Conclusions de l’Ecofin : le cdH s’oppose à la demande de retrait des mesures de crise de soutien à l’emploi
Le cdH ne peut souscrire à certaines conclusions du Conseil Ecofin de cette semaine.
Contrairement aux conclusions que la présidence espagnole a tirée du conseil des ministres de l’emploi du 8 mars, les ministres des finances ont demandé que les Etats membres retirent le plus vite possible les mesures temporaires de soutien à l’emploi, dont les mesures de chômage économique.
Nous nous trouvons, pour rappel, au cœur de la crise de l’emploi et non à la fin de celle-ci. La logique des stabilisateurs automatiques, les plans de relance et de soutien à l’emploi ont permis d’éviter que la récession ne se transforme en une crise sociale plus grave encore. Ces mesures ont démontré l’efficacité des systèmes de protection sociale de la Belgique, comparativement aux autres pays et notamment aux Etats-Unis. Ces plans ont préservé jusqu’à 3 à 5 millions d’emplois au sein de l’OCDE.
Si la logique de l’assainissement est indispensable à terme, le cdH plaide pour la plus grande prudence quant à la suppression des mesures de relance et aux logiques d’assainissement. Parce que la croissance n’est pas encore durable, la situation reste fragile. Ensuite et, surtout, parce que la situation du marché de l’emploi ne va pas connaître de sortie de crises dans les mois à venir.
La suppression précipitée des plans de relance, voulue par Ecofin, pourrait avoir un effet contre-productif important tant économique que social
La ministre de l’Emploi relayera notamment ce souhait demain, auprès d’Herman Van Rompuy, dans le cadre de la visite sollicitée par les ministres de l’Emploi de l’actuel trio des présidences espagnole, belge et hongroise.

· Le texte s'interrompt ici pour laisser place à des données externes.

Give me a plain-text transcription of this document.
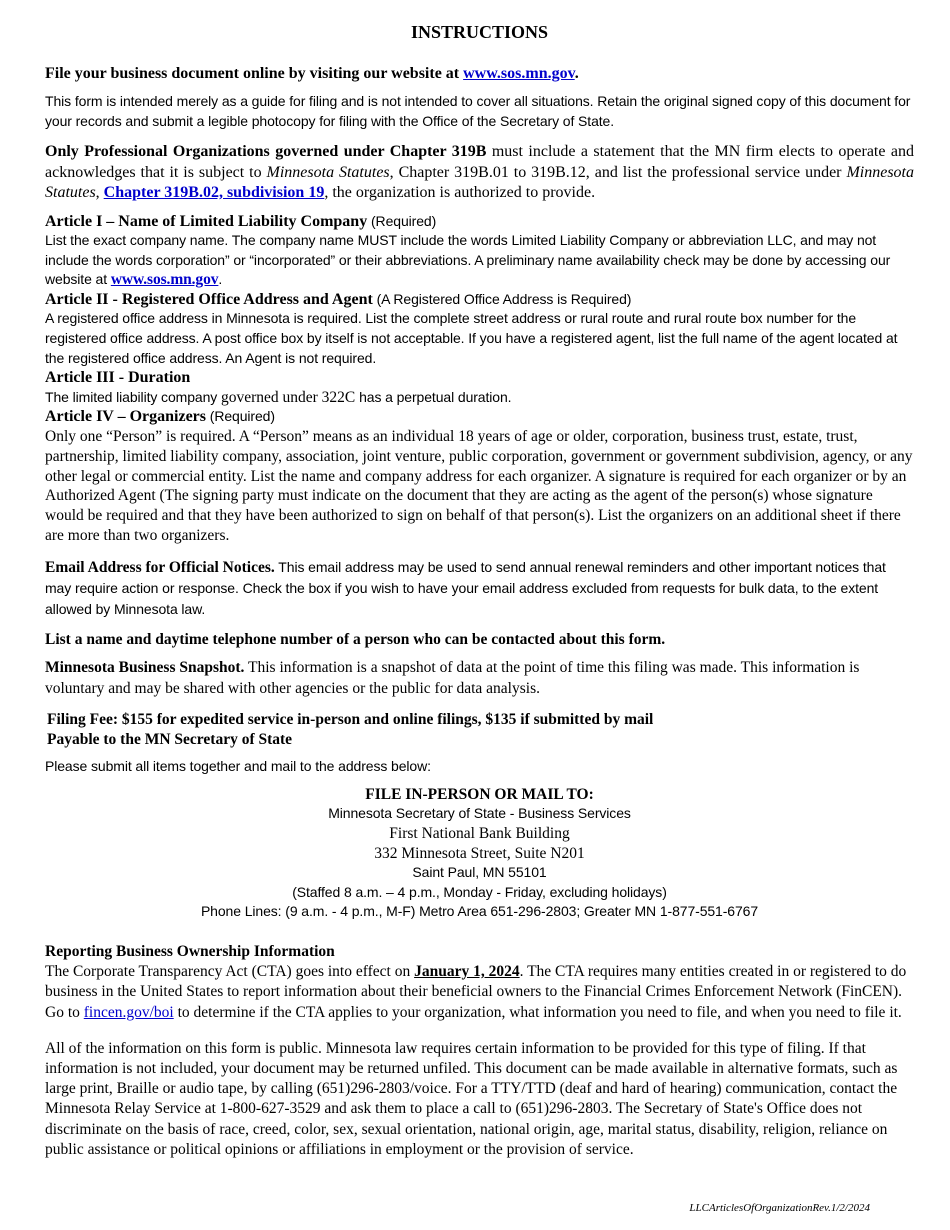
INSTRUCTIONS

File your business document online by visiting our website at www.sos.mn.gov.

This form is intended merely as a guide for filing and is not intended to cover all situations. Retain the original signed copy of this document for your records and submit a legible photocopy for filing with the Office of the Secretary of State.

Only Professional Organizations governed under Chapter 319B must include a statement that the MN firm elects to operate and acknowledges that it is subject to Minnesota Statutes, Chapter 319B.01 to 319B.12, and list the professional service under Minnesota Statutes, Chapter 319B.02, subdivision 19, the organization is authorized to provide.

Article I – Name of Limited Liability Company (Required)
List the exact company name. The company name MUST include the words Limited Liability Company or abbreviation LLC, and may not include the words corporation” or “incorporated” or their abbreviations. A preliminary name availability check may be done by accessing our website at www.sos.mn.gov.
Article II - Registered Office Address and Agent (A Registered Office Address is Required)
A registered office address in Minnesota is required. List the complete street address or rural route and rural route box number for the registered office address. A post office box by itself is not acceptable. If you have a registered agent, list the full name of the agent located at the registered office address. An Agent is not required.
Article III - Duration
The limited liability company governed under 322C has a perpetual duration.
Article IV – Organizers (Required)
Only one “Person” is required. A “Person” means as an individual 18 years of age or older, corporation, business trust, estate, trust, partnership, limited liability company, association, joint venture, public corporation, government or government subdivision, agency, or any other legal or commercial entity. List the name and company address for each organizer. A signature is required for each organizer or by an Authorized Agent (The signing party must indicate on the document that they are acting as the agent of the person(s) whose signature would be required and that they have been authorized to sign on behalf of that person(s). List the organizers on an additional sheet if there are more than two organizers.

Email Address for Official Notices. This email address may be used to send annual renewal reminders and other important notices that may require action or response. Check the box if you wish to have your email address excluded from requests for bulk data, to the extent allowed by Minnesota law.

List a name and daytime telephone number of a person who can be contacted about this form.

Minnesota Business Snapshot. This information is a snapshot of data at the point of time this filing was made. This information is voluntary and may be shared with other agencies or the public for data analysis.

Filing Fee: $155 for expedited service in-person and online filings, $135 if submitted by mail
Payable to the MN Secretary of State

Please submit all items together and mail to the address below:

FILE IN-PERSON OR MAIL TO:
Minnesota Secretary of State - Business Services
First National Bank Building
332 Minnesota Street, Suite N201
Saint Paul, MN 55101
(Staffed 8 a.m. – 4 p.m., Monday - Friday, excluding holidays)
Phone Lines: (9 a.m. - 4 p.m., M-F) Metro Area 651-296-2803; Greater MN 1-877-551-6767
Reporting Business Ownership Information
The Corporate Transparency Act (CTA) goes into effect on January 1, 2024. The CTA requires many entities created in or registered to do business in the United States to report information about their beneficial owners to the Financial Crimes Enforcement Network (FinCEN). Go to fincen.gov/boi to determine if the CTA applies to your organization, what information you need to file, and when you need to file it.

All of the information on this form is public. Minnesota law requires certain information to be provided for this type of filing. If that information is not included, your document may be returned unfiled. This document can be made available in alternative formats, such as large print, Braille or audio tape, by calling (651)296-2803/voice. For a TTY/TTD (deaf and hard of hearing) communication, contact the Minnesota Relay Service at 1-800-627-3529 and ask them to place a call to (651)296-2803. The Secretary of State's Office does not discriminate on the basis of race, creed, color, sex, sexual orientation, national origin, age, marital status, disability, religion, reliance on public assistance or political opinions or affiliations in employment or the provision of service.

LLCArticlesOfOrganizationRev.1/2/2024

Sur le site De Mme Milquet :’ Une politique d’accompagnement des demandeurs d’emploi plus personnalisée et plus efficace’pdf
On peut y lire le projet
1. Engagement des Régions d’offrir un accompagnement
personnalisé via un contrat personnalisé ou un plan d’action obligatoire par demandeur d’emploi ;’ systématiquement un contrat ou un plan d’action imposé par les Régions (FOREM)aux demandeurs d’emploi avant l’intervention de l’ONEM. Jusqu’à présent, ceci n’était que facultatif. Dès le moment de cette prise en charge, l’organisme régional(‘gentil’ FOREM) transmet à l’ONEM(‘méchant’) le manque de collaboration éventuel du demandeur d’emploi. 3. Une autonomie plus importante des services régionaux (FOREM); point 2. Le trajet d’insertion ou le contrat est défini uniquement par le conseiller emploi(‘compétent’ FOREM). L’ONEM n’intervient pas dans la définition de ce trajet. /Le FOREM devient donc le contrôleur, il est clair que l’objectif est pour les opérateurs de formations agrées (Forem,oisp,mire ,…..)de se faire du fric sur le dos des chômeurs via LEURS formations en solde qui ne servent à rien , ne délivre pas de diplôme ,coûtent très cher et surtout ne débouche pas sur un VRAI EMPLOI ! Serions nous en 1939 ? Milquet a t elle attrapé de la moustache ?En tout cas ni les chômeurs ni les employeurs ne vont être gagnant !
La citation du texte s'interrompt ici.